An Interview with Robin Mohr
Friends World Committee for Consultation has recently published its updated census of Friends throughout the world. What trends did you find since the last chart in 2007?
One trend is that the growth of Friends has largely been among Evangelical Friends in Asia, Europe, and Africa. The most unexpected area is Asia and the West Pacific, where Quaker numbers almost doubled. Numerically speaking, Taiwan and Nepal are both now among the top ten countries of Friends in the world. The number of African Friends continues to grow. One of the fastest‐growing places is Burundi, where Friends have been very much involved in the reconciliation work following the war. In North America, FWCC has reported a decrease of about 10,000 over the past five years.
Is membership valued differently in yearly meetings around the world?
The process for becoming a member, and the value of being a member, varies quite a bit. The ambivalence about membership seems most prevalent in English‐speaking countries, especially North America, Europe, Australia, and New Zealand. In other countries, the importance of being a member is more evident. In Cuba, it’s a political act to be a member of the Friends church, and they are very strict about who can travel in the name of Friends. In some Kenyan yearly meetings, there is a clearly laid out, multi‐year process of education and growth in the spirit before one can be called a member.
Why do you think the Society of Friends is growing in other parts of the world but not in the United States? And are there growing segments of Friends in the United States?
The growth is the result of an active effort of evangelical Friends to share the good news. What that consists of varies, whether it’s saving souls from hell or sharing the joy of a relationship with Jesus.
FWCC doesn’t track statistics within yearly meetings, but the growth of Hispanic Friends churches in North America is a powerful trend. Many of these are new churches formed by Central American immigrants in the United States. Some are of Spanish‐speaking people from different backgrounds discovering Friends, but my impression is that this is largely fueled by people who were Quakers somewhere else. Evangelical yearly meetings have all made a concerted effort to help establish churches for Spanish‐speaking Friends in the United States, but I don’t think that we have reliable statistics for membership there.

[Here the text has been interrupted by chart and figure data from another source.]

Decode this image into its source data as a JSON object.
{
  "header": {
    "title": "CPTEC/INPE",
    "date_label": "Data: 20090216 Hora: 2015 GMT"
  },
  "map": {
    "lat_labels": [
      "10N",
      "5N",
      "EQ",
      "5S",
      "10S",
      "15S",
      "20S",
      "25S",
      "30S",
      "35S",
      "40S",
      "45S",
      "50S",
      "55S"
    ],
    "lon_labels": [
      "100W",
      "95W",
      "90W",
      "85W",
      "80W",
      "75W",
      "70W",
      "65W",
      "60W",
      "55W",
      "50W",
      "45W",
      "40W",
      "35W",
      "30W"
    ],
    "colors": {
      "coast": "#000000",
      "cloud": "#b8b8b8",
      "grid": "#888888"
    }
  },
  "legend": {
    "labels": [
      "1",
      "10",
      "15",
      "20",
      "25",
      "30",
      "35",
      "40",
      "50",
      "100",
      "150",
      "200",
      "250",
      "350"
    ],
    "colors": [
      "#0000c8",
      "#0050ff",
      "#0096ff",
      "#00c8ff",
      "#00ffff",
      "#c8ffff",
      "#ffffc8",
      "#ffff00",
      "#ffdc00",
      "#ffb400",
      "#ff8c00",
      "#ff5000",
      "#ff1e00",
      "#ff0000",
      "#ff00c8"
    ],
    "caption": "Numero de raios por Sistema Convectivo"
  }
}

Beyond that there are individual meetings and churches that are growing, but I don’t think there’s a strong cross‐fertilization among them. The other thing we’re seeing is the continued growth of small Christian‐Quaker worship groups. Some of them have been more visible online and others are more locally focused. I don’t think there’s been any concerted effort to collect statistics on these.
Should it make a difference if there are more Friends in other parts of the world? Why should a North American Liberal Friend care that there are more pastored Evangelical Friends in Nepal?
Liberal unprogrammed Friends are the minority in the world of Friends, and some humility and openness to learning is a good thing. This change in the worldwide demographics of Friends is mirrored in the United States, with the growth of what were minority populations into pluralistic demographics in many states. We can all ask why other forms of Quakerism are so attractive.
I’m not interested in converting people who are content with their faith life, but there are so many unhappy people who are filling their emptiness with food or exercise or work or shopping. We Friends could spend all our time focused on reaching out to them and be busy for the rest of our lives. It’s not about converting the unwilling, but reaching out to the people who are hungry and searching for a faith community and who don’t know it’s called Quakerism. Many seekers don’t know there are religious communities where women’s contributions are valued, where being Christian and pacifist can go together, where one’s personal wrestling with tradition is important. We can hear that voice of Christ Jesus—or that still small voice or whatever name we want to give it—in our own heart, and change, and do better, and be happier because of it. That’s an essential gift we can be giving to people who are suffering in this world.